Reviewing “Breillat’s most heartbreaking film to date” for Sight and Sound, Ela Bittencourt finds that the casting of Drucker is “ingenious: with her elegance and soft expression, she is hardly a stereotypically tempestuous heroine. Inspired by baroque ecstatic painting, including Caravaggio’s Mary Magdalen in Ecstasy (1606), Breillat stages Anne’s sex scenes with deliberate unnaturalness. In orgasmic bliss, Drucker’s slim body, captured in prolonged close-ups, contorts and arches strangely; the ensuing stillness and silence are also odd, conveying an almost spiritual air, perhaps to suggest that Anne finds not just rapture but a beatific harmony, however fleeting, in having Théo as stepson and lover.”

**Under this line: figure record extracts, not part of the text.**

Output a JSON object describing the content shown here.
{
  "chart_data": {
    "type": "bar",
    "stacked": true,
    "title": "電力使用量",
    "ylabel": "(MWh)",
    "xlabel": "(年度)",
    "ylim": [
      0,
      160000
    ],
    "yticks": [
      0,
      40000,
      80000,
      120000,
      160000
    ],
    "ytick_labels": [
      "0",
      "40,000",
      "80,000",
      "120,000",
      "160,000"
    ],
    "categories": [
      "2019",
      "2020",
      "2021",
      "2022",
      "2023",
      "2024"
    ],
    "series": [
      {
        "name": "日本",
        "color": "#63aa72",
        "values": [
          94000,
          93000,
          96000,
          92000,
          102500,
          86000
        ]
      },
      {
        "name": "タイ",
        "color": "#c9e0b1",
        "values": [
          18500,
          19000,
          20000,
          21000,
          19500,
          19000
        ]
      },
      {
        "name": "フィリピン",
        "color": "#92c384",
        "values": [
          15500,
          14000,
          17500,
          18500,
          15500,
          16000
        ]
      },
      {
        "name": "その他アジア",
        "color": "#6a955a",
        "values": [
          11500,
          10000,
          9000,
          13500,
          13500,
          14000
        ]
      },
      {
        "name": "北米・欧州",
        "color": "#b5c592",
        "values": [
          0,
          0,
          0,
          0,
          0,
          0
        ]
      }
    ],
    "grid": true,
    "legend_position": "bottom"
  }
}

Anne, “remorseful and fearful, swears Théo to secrecy,” writes the New Yorker’s Richard Brody, “but the coverup quickly becomes the bigger and better drama: a conflict of terrifying intensity and bitter irony, taut with emotional violence and looming menace.” For Chuck Bowen at Slant, Last Summer “somehow feels tight, open and leisurely, and cloaked in dread all at once.”

“By Breillat’s standards,” writes Guy Lodge at Film of the Week, “this is an unprecedentedly sleek commercial play, alluring and grabby—yet with an innate, considered nastiness, an unspoken intellectualization of our least explicable instincts, that never feels compromised. If she remade Fifty Shades of Grey next, I wouldn’t doubt her.”

Before its summerlong run through North American theaters, Last Summer will open on Friday at Film at Lincoln Center, where the retrospective Carnal Knowledge: The Films of Catherine Breillat is winding down. Breillat will be in New York to take part in four Q&As, starting with this evening’s sneak preview with Madeline Whittle moderating. Hosting the other three Q&As are Alison Willmore on Friday, Ira Sachs on Saturday, and Beatrice Loayza on Sunday.